SURYA Kampus

Perjuangan Gadis Tunarungu Asal Pamekasan Lulus Cumlaude dari ITS Surabaya, Sering Susah Komunikasi

Perjuangan Nadya Andini, gadis tunarungu asal Pamekasan untuk lulus dengan predikat cumlaude dari ITS Surabaya memang tak main-main.

kolase laman ITS
Nadya Andini, Gadis Tunarungu Asal Pamekasan Lulus Cumlaude dari ITS Surabaya. 

SURYA.co.id - Perjuangan gadis tunarungu asal Pamekasan untuk lulus dengan predikat cumlaude dari ITS Surabaya memang tak main-main.

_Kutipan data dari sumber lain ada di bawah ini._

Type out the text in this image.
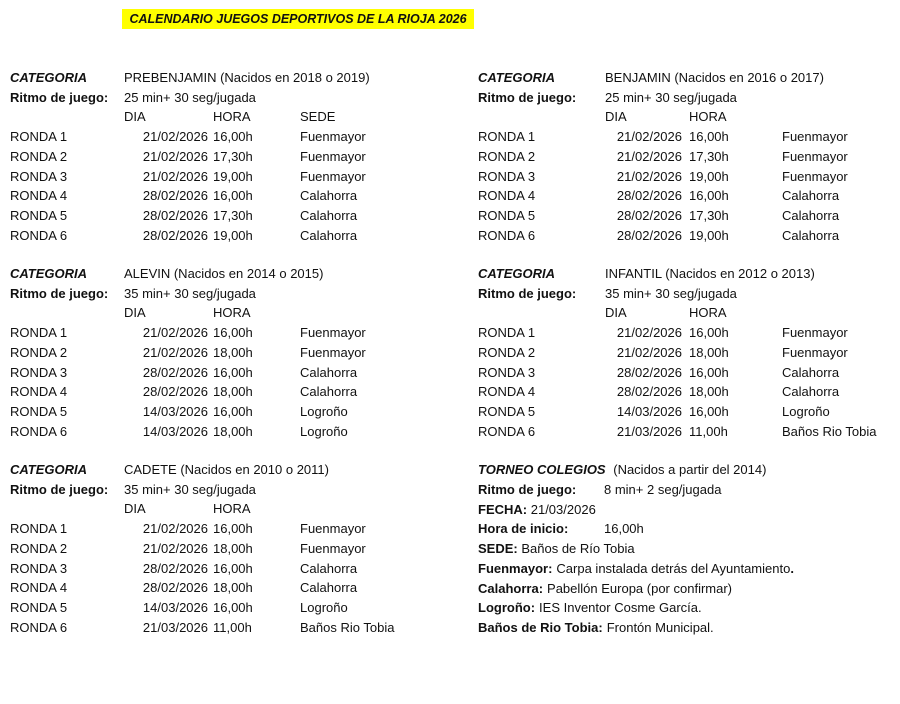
CALENDARIO JUEGOS DEPORTIVOS DE LA RIOJA 2026
CATEGORIA	PREBENJAMIN (Nacidos en 2018 o 2019)
Ritmo de juego: 25 min+ 30 seg/jugada
DIA	HORA	SEDE
RONDA 1	21/02/2026 16,00h	Fuenmayor
RONDA 2	21/02/2026 17,30h	Fuenmayor
RONDA 3	21/02/2026 19,00h	Fuenmayor
RONDA 4	28/02/2026 16,00h	Calahorra
RONDA 5	28/02/2026 17,30h	Calahorra
RONDA 6	28/02/2026 19,00h	Calahorra
CATEGORIA	BENJAMIN (Nacidos en 2016 o 2017)
Ritmo de juego: 25 min+ 30 seg/jugada
DIA	HORA
RONDA 1	21/02/2026 16,00h	Fuenmayor
RONDA 2	21/02/2026 17,30h	Fuenmayor
RONDA 3	21/02/2026 19,00h	Fuenmayor
RONDA 4	28/02/2026 16,00h	Calahorra
RONDA 5	28/02/2026 17,30h	Calahorra
RONDA 6	28/02/2026 19,00h	Calahorra
CATEGORIA	ALEVIN (Nacidos en 2014 o 2015)
Ritmo de juego: 35 min+ 30 seg/jugada
DIA	HORA
RONDA 1	21/02/2026 16,00h	Fuenmayor
RONDA 2	21/02/2026 18,00h	Fuenmayor
RONDA 3	28/02/2026 16,00h	Calahorra
RONDA 4	28/02/2026 18,00h	Calahorra
RONDA 5	14/03/2026 16,00h	Logroño
RONDA 6	14/03/2026 18,00h	Logroño
CATEGORIA	INFANTIL (Nacidos en 2012 o 2013)
Ritmo de juego: 35 min+ 30 seg/jugada
DIA	HORA
RONDA 1	21/02/2026 16,00h	Fuenmayor
RONDA 2	21/02/2026 18,00h	Fuenmayor
RONDA 3	28/02/2026 16,00h	Calahorra
RONDA 4	28/02/2026 18,00h	Calahorra
RONDA 5	14/03/2026 16,00h	Logroño
RONDA 6	21/03/2026 11,00h	Baños Rio Tobia
CATEGORIA	CADETE (Nacidos en 2010 o 2011)
Ritmo de juego: 35 min+ 30 seg/jugada
DIA	HORA
RONDA 1	21/02/2026 16,00h	Fuenmayor
RONDA 2	21/02/2026 18,00h	Fuenmayor
RONDA 3	28/02/2026 16,00h	Calahorra
RONDA 4	28/02/2026 18,00h	Calahorra
RONDA 5	14/03/2026 16,00h	Logroño
RONDA 6	21/03/2026 11,00h	Baños Rio Tobia
TORNEO COLEGIOS (Nacidos a partir del 2014)
Ritmo de juego: 8 min+ 2 seg/jugada
FECHA: 21/03/2026
Hora de inicio:	16,00h
SEDE: Baños de Río Tobia
Fuenmayor: Carpa instalada detrás del Ayuntamiento.
Calahorra: Pabellón Europa (por confirmar)
Logroño: IES Inventor Cosme García.
Baños de Rio Tobia: Frontón Municipal.
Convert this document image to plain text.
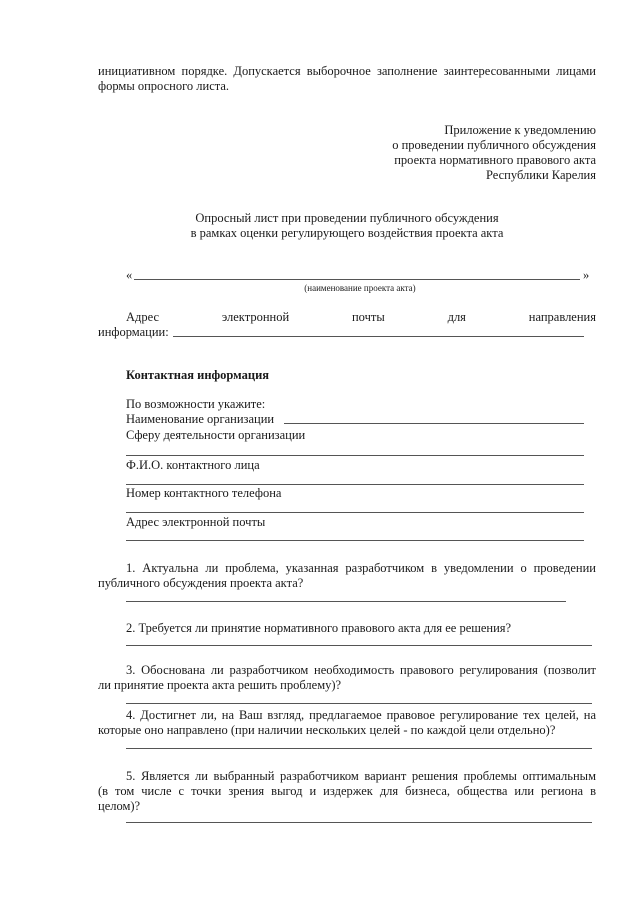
инициативном порядке. Допускается выборочное заполнение заинтересованными лицами
формы опросного листа.
Приложение к уведомлению
о проведении публичного обсуждения
проекта нормативного правового акта
Республики Карелия
Опросный лист при проведении публичного обсуждения
в рамках оценки регулирующего воздействия проекта акта
«	»
(наименование проекта акта)
Адрес	электронной	почты	для	направления
информации:
Контактная информация
По возможности укажите:
Наименование организации
Сферу деятельности организации
Ф.И.О. контактного лица
Номер контактного телефона
Адрес электронной почты
1. Актуальна ли проблема, указанная разработчиком в уведомлении о проведении
публичного обсуждения проекта акта?
2. Требуется ли принятие нормативного правового акта для ее решения?
3. Обоснована ли разработчиком необходимость правового регулирования (позволит
ли принятие проекта акта решить проблему)?
4. Достигнет ли, на Ваш взгляд, предлагаемое правовое регулирование тех целей, на
которые оно направлено (при наличии нескольких целей - по каждой цели отдельно)?
5. Является ли выбранный разработчиком вариант решения проблемы оптимальным
(в том числе с точки зрения выгод и издержек для бизнеса, общества или региона в
целом)?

Di tengah keterbatasannya yang sering menyebabkan susah berkomunikasi, gadis tersebut tak pernah menyerah untuk kuliah.

Dia adalah Nadya Andini, Wisudawan yang berasal dari Departemen Studi Pembangunan ITS.

Ia berhasil lulus dengan raihan Indeks Prestasi Kumulatif (IPK) 3,88 atau hampir mendekati sempurna. 

Nadya diwisuda pada gelaran Wisuda ke-129 Institut Teknologi Sepuluh Nopember (ITS).

Baca juga: Sosok Gadis Bondowoso yang Jadi Lulusan Termuda ITS Surabaya, Dulu Masuk SD di Usia 4 Tahun

Nadya juga berhasil menyelesaikan studinya dalam waktu 3,5 tahun dan meraih predikat cumlaude.

Angka memuaskan yang diperoleh tersebut tentunya tidak luput dari berbagai macam kesulitan yang telah dihadapinya sebagai mahasiswa berkebutuhan khusus.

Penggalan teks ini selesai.